Pitadas que são uma refeição

Acabou-se o lento aprendizado com a mãe; o socorro vem dos livros --e Rita não esconde nada

Rita Lobo publicou seu quinto livro, "Pitadas da Rita" (editora Panelinha), e é um bom nome. Vale como aquelas piscadas da "Jeannie É um Gênio" ou "A Feiticeira" que podiam transformar uma gororoba em prato fino.

Não há nada de errado em repetir à exaustão a nossa vida corrida. É isso mesmo, não dá para disfarçar, e se não dá para disfarçar é melhor ficar gostando do assunto que não tem fim, a comida. Rita está tentando nos convencer que cozinhar "é bom e terapêutico e até romântico" e uma fonte intelectual e física de prazer. Ao fazer isso, tem conseguido promover cozinheiros domésticos de sofridos a donos da alegria.

Acabou-se o lento aprendizado com a mãe. O socorro vem dos livros. Os leitores que procurarem livrinhos de cozinha brasileiros em sebos, verão que são de mulheres, dirigidos para mulheres. Muitas vezes com dedicatória dos maridos, especificando que seu amor cresceria à medida que crescessem os dotes culinários delas. ("Maricota, que cada dia no fogão permita que seus dedinhos de fada nos tragam benesses".)

O mundo virou de cabeça para baixo, e ai do homem que der de presente à mulher uma colher de pau e uma dedicatória dessas.

Então, o bom da Rita Lobo e dos seus livros é que ela sabe disso. Há muito foi descoberto o desejo da mulher, o seu apetite intelectual e físico. Já nos anos 1950, mulheres escreviam livros de cozinha sugerindo que nosso modo de cozinhar está profundamente ligado à qualidade de nossas vidas. Cozinhar e comer seriam fontes de criatividade, comunhão e prazer erótico.

A americana M.F.K. Fisher se rebelava contra os livros de cozinha tão domésticos que escondiam o prazer que a própria mulher tinha de cozinhar e de comer. Rita não esconde nada, com um palavreado fácil, de mulher moderna.

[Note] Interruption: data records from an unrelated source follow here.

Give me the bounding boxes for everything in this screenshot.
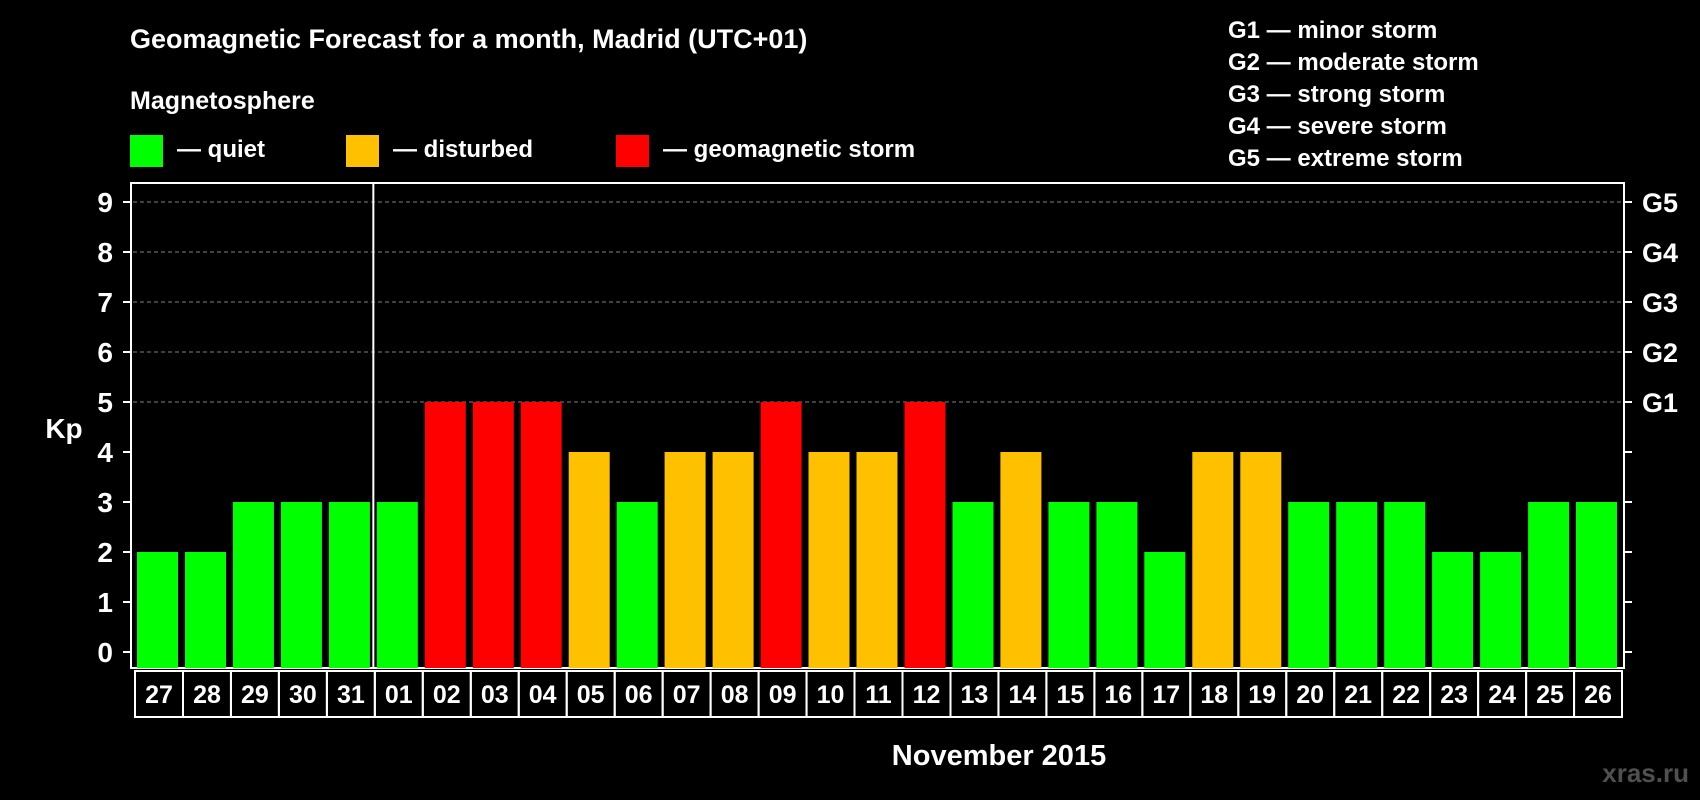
- storm-legend-g1: G1 — minor storm: [1228, 17, 1437, 44]
- bar: [280, 502, 322, 668]
- bar: [1192, 452, 1234, 668]
- y-tick-label: 1: [97, 587, 113, 618]
- x-tick-label: 24: [1488, 681, 1516, 709]
- x-tick-label: 13: [960, 681, 988, 709]
- y-tick-label: 2: [97, 537, 113, 568]
- y-tick-label: 3: [97, 487, 113, 518]
- legend-swatch-quiet: [130, 135, 163, 167]
- legend-swatch-disturbed: [346, 135, 379, 167]
- bar: [856, 452, 898, 668]
- legend-label-quiet: — quiet: [177, 136, 265, 163]
- bar: [1384, 502, 1426, 668]
- bar: [1000, 452, 1042, 668]
- x-tick-label: 04: [529, 681, 557, 709]
- storm-level-label: G1: [1642, 388, 1678, 418]
- legend-heading: Magnetosphere: [130, 87, 315, 115]
- x-tick-label: 02: [433, 681, 461, 709]
- x-tick-label: 22: [1392, 681, 1420, 709]
- bar: [712, 452, 754, 668]
- y-tick-label: 5: [97, 387, 113, 418]
- x-tick-label: 09: [769, 681, 797, 709]
- storm-level-label: G2: [1642, 338, 1678, 368]
- x-tick-label: 01: [385, 681, 413, 709]
- storm-scale-legend: G1 — minor storm G2 — moderate storm G3 …: [1228, 17, 1479, 172]
- x-tick-label: 25: [1536, 681, 1564, 709]
- x-tick-label: 30: [289, 681, 317, 709]
- x-tick-label: 18: [1200, 681, 1228, 709]
- x-tick-label: 08: [721, 681, 749, 709]
- bar: [185, 552, 226, 668]
- bar: [568, 452, 610, 668]
- bar: [1096, 502, 1138, 668]
- bar: [1576, 502, 1617, 668]
- x-tick-label: 14: [1008, 681, 1036, 709]
- bar: [616, 502, 658, 668]
- y-axis-label: Kp: [45, 413, 82, 444]
- bar: [904, 402, 946, 668]
- x-tick-label: 11: [865, 681, 892, 709]
- storm-legend-g4: G4 — severe storm: [1228, 113, 1447, 140]
- bar: [232, 502, 274, 668]
- x-tick-label: 19: [1248, 681, 1276, 709]
- x-tick-label: 21: [1344, 681, 1372, 709]
- x-tick-label: 10: [817, 681, 845, 709]
- x-tick-label: 07: [673, 681, 701, 709]
- bar: [424, 402, 466, 668]
- y-tick-label: 9: [97, 187, 113, 218]
- storm-level-label: G4: [1642, 238, 1678, 268]
- y-tick-label: 7: [97, 287, 113, 318]
- x-axis-label: November 2015: [892, 740, 1106, 772]
- bar: [952, 502, 994, 668]
- storm-legend-g5: G5 — extreme storm: [1228, 145, 1463, 172]
- bar: [1240, 452, 1282, 668]
- x-tick-label: 27: [145, 681, 173, 709]
- bar: [1432, 552, 1474, 668]
- x-tick-box: [1573, 670, 1623, 718]
- y-tick-label: 6: [97, 337, 113, 368]
- bar: [760, 402, 802, 668]
- bar: [664, 452, 706, 668]
- bar: [1048, 502, 1090, 668]
- x-tick-label: 26: [1584, 681, 1612, 709]
- x-tick-label: 15: [1056, 681, 1084, 709]
- x-tick-label: 03: [481, 681, 509, 709]
- bar: [1528, 502, 1570, 668]
- y-tick-label: 8: [97, 237, 113, 268]
- x-tick-label: 20: [1296, 681, 1324, 709]
- bar: [1480, 552, 1522, 668]
- bar: [376, 502, 418, 668]
- y-tick-label: 4: [97, 437, 113, 468]
- storm-legend-g2: G2 — moderate storm: [1228, 49, 1479, 76]
- y-tick-label: 0: [97, 637, 113, 668]
- bar: [1144, 552, 1186, 668]
- x-tick-label: 12: [913, 681, 941, 709]
- x-tick-label: 17: [1152, 681, 1180, 709]
- x-tick-label: 16: [1104, 681, 1132, 709]
- legend-swatch-storm: [616, 135, 649, 167]
- legend-label-storm: — geomagnetic storm: [663, 136, 915, 163]
- bar: [137, 552, 178, 668]
- bar: [1336, 502, 1378, 668]
- storm-level-label: G5: [1642, 188, 1678, 218]
- storm-legend-g3: G3 — strong storm: [1228, 81, 1445, 108]
- bar: [808, 452, 850, 668]
- bar: [472, 402, 514, 668]
- chart-title: Geomagnetic Forecast for a month, Madrid…: [130, 24, 807, 54]
- x-tick-label: 29: [241, 681, 269, 709]
- bar: [328, 502, 370, 668]
- bar: [1288, 502, 1330, 668]
- watermark: xras.ru: [1602, 758, 1689, 788]
- legend-label-disturbed: — disturbed: [393, 136, 533, 163]
- x-tick-label: 31: [337, 681, 365, 709]
- x-tick-label: 23: [1440, 681, 1468, 709]
- x-tick-label: 06: [625, 681, 653, 709]
- x-tick-label: 28: [193, 681, 221, 709]
- legend: — quiet — disturbed — geomagnetic storm: [130, 135, 915, 167]
- x-tick-label: 05: [577, 681, 605, 709]
- storm-level-label: G3: [1642, 288, 1678, 318]
- bar: [520, 402, 562, 668]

Liga a cozinha doméstica à expressão artística (só ver as fotos do livro), tem orgulho da beleza e da comunhão que a comida propicia. ("E sempre que der vamos celebrar a vida e convidar pessoas queridas para dividir uma mesa".) Liga com política ("um novo momento, o do consumo consciente"), curiosidades ("uvas congeladas"), receitas novas, novidades ("da mesma maneira que quis ousar um pouco com o livro, espero que também possa ousar mais na cozinha"), a arte da conversa, (o próprio jeito da Rita de escrever, conversando), momentos ("a minha relação ritualística com o cardamomo no fim de semana"), a mulher gourmand, sensualmente sofisticada, ("só para matar a sede é que continuo bebendo água"), sempre curiosa e com um apetite robusto. Articula o desejo da mulher por comida e por tudo que tenha a ver com vida boa.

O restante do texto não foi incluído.